A forecast soft landing for the U.S. economy will not dent the recovery that is gathering pace in Europe, the Organization for Economic Co-operation and Development said tody.
However, the Paris-based organization cut its overall 2007 global growth forecast for its 30 mainly industrialized member countries to 2.5%, the lowest rate since 2003, from its previous prediction of 2.9%.
“Rather than a major slowdown, what the world economy may be facing is a rebalancing of growth,” OECD chief economist Jean-Philippe Cotis said in the organization’s twice-yearly outlook.
For Canada, the OECD says the economy is operating close to potential after tighter monetary conditions, terms-of-trade losses on the strong dollar and weaker exports.
“Looking forward, it is expected to benefit from some pick-up in external markets while domestic demand decelerates modestly following its recent robust expansion,” the organization’s economists say.
“Inflation pressures are likely to remain limited, as energy prices have fallen from recent peaks and wages may rise only moderately.”

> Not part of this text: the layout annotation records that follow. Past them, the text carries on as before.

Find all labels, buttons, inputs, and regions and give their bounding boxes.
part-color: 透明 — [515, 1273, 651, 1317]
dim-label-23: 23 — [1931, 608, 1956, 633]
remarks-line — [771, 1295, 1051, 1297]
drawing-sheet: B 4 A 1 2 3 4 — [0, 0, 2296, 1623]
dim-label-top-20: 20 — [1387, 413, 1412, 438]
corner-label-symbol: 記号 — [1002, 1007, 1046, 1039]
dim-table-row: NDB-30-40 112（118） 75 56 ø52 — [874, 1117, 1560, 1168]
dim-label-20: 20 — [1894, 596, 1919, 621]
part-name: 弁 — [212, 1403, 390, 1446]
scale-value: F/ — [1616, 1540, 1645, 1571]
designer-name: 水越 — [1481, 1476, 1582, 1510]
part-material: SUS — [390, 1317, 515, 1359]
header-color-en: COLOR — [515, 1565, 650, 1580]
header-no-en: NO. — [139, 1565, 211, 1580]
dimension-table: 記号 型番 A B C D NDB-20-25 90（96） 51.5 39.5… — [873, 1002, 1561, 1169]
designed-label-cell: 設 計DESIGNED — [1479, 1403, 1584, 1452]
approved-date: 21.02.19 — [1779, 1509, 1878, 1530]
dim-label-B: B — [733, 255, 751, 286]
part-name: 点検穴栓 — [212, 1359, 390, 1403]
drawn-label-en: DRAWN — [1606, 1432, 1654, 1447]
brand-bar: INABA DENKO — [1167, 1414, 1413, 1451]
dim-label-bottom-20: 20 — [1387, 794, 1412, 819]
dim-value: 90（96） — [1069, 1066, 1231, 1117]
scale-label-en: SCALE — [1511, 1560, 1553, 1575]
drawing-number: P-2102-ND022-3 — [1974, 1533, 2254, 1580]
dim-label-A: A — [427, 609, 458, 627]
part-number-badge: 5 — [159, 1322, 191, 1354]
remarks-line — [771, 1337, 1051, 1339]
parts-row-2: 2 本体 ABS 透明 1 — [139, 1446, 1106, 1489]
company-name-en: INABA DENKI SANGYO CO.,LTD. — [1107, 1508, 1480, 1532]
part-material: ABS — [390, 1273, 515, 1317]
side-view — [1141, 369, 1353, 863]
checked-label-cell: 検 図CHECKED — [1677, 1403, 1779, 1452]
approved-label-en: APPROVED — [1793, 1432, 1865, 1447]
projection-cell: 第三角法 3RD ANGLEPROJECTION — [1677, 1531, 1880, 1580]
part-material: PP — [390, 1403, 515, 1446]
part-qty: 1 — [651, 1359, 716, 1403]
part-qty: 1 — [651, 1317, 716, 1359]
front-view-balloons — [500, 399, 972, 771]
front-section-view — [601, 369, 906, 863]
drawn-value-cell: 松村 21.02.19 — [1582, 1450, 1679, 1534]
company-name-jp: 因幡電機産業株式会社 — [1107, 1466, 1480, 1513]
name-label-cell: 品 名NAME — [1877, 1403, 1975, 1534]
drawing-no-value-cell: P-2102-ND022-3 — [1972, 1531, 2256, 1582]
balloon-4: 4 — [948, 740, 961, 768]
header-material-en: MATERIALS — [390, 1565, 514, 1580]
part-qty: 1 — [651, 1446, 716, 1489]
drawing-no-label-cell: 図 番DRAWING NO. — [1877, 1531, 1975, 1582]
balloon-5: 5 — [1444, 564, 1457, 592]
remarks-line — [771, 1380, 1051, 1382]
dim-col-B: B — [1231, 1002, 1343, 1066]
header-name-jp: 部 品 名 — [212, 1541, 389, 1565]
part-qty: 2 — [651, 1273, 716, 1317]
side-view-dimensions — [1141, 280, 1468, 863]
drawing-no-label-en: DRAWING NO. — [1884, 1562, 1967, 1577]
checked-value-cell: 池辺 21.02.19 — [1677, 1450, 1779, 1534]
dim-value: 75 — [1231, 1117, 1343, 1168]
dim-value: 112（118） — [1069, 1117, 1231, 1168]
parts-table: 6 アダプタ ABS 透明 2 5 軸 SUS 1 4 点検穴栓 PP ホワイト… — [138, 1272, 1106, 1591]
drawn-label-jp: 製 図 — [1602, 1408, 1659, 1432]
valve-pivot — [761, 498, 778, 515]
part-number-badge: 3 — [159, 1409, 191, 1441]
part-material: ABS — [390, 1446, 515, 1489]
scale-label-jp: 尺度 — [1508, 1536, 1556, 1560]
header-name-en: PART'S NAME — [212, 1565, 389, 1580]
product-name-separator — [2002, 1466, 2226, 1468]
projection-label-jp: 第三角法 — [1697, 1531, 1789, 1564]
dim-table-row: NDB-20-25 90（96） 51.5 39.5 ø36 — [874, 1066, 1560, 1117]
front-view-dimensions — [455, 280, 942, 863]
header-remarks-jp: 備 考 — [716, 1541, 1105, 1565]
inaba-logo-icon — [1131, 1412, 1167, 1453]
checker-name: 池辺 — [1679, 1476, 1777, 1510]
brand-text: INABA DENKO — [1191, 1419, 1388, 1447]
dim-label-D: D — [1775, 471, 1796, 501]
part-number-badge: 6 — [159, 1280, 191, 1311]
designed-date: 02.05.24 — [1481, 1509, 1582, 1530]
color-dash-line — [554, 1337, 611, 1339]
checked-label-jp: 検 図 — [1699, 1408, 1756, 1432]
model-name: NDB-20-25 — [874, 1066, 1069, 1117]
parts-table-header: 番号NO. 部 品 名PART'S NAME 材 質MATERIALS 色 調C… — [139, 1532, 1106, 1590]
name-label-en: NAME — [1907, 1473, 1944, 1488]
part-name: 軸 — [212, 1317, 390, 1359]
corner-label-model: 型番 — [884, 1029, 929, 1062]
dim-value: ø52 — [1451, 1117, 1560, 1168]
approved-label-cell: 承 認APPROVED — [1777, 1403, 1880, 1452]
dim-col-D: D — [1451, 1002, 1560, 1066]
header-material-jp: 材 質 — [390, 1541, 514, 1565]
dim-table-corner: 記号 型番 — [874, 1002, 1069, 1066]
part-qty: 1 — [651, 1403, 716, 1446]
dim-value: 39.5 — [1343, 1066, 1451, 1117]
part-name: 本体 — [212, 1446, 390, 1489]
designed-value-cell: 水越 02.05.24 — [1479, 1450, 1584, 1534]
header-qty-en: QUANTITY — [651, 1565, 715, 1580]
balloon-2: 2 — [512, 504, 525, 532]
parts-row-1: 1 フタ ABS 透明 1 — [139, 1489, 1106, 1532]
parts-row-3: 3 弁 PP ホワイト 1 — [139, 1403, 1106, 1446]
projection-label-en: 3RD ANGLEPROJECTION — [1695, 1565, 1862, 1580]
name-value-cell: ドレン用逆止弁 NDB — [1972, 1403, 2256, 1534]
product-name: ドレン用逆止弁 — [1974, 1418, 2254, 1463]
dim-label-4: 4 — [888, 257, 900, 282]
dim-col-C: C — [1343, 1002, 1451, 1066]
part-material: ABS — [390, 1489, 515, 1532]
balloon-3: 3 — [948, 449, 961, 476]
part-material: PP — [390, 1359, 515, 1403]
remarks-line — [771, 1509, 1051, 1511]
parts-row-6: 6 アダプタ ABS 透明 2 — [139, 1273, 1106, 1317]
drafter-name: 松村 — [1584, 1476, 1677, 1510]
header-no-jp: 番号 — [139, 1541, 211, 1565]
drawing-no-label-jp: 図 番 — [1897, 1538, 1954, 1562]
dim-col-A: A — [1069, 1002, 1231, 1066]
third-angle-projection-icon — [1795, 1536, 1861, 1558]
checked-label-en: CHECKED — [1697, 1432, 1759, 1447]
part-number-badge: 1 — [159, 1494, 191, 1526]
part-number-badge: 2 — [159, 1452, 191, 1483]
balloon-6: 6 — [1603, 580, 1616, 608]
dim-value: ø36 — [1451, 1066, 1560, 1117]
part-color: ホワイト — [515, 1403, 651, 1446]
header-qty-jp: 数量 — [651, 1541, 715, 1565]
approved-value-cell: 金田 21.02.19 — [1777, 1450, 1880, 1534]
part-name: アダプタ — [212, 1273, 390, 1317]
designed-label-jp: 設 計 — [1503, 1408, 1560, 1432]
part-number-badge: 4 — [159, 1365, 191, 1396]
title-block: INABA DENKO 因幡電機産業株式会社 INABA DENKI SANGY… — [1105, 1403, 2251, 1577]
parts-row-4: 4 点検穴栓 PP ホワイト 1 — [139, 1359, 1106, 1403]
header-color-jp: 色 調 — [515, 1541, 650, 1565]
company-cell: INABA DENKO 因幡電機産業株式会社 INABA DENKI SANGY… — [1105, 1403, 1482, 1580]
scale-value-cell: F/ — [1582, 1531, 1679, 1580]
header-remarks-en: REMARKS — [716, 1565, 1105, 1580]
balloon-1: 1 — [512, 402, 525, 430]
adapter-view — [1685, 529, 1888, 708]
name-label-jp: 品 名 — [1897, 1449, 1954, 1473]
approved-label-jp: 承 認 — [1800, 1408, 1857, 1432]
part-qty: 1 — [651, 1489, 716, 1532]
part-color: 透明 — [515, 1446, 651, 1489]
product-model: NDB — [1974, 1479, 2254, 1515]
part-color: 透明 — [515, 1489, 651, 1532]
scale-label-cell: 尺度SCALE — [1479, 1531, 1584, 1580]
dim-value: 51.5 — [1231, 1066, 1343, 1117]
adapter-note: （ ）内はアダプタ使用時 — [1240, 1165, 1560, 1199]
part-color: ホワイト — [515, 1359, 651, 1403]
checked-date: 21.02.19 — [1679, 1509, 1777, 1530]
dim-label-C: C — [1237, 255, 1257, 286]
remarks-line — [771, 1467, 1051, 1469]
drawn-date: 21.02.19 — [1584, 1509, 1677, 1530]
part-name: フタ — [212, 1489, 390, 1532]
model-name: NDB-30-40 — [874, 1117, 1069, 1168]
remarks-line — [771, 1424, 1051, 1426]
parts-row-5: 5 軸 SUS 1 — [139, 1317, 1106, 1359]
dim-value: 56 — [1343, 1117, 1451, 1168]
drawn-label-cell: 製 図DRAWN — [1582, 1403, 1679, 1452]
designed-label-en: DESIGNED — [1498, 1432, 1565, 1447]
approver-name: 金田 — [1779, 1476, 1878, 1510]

The OECD said the Bank of Canada should hold the line on interest rates, while all levels of government must spend prudently “and the federal government should focus on reducing the debt burden before aging pressures accumulate.”
Globally, the OECD raised its growth forecast for the 12 countries that use the euro while cutting predictions for the United States to reflect a slowdown in the housing market.
It estimates U.S. growth of 3.3% for this year and forecasts a slowing to 2.4% next year, down from the 3.6 and 3.1% expansions it predicted six months ago.
The slowdown should remain “well contained” within the United States and Japan, where growth is seen falling to two% in 2007 from 2.8% this year.
The euro zone will post 2.6% growth this year and 2.2% in 2007, it predicted, raising previous estimates of 2.2% and 2.1%.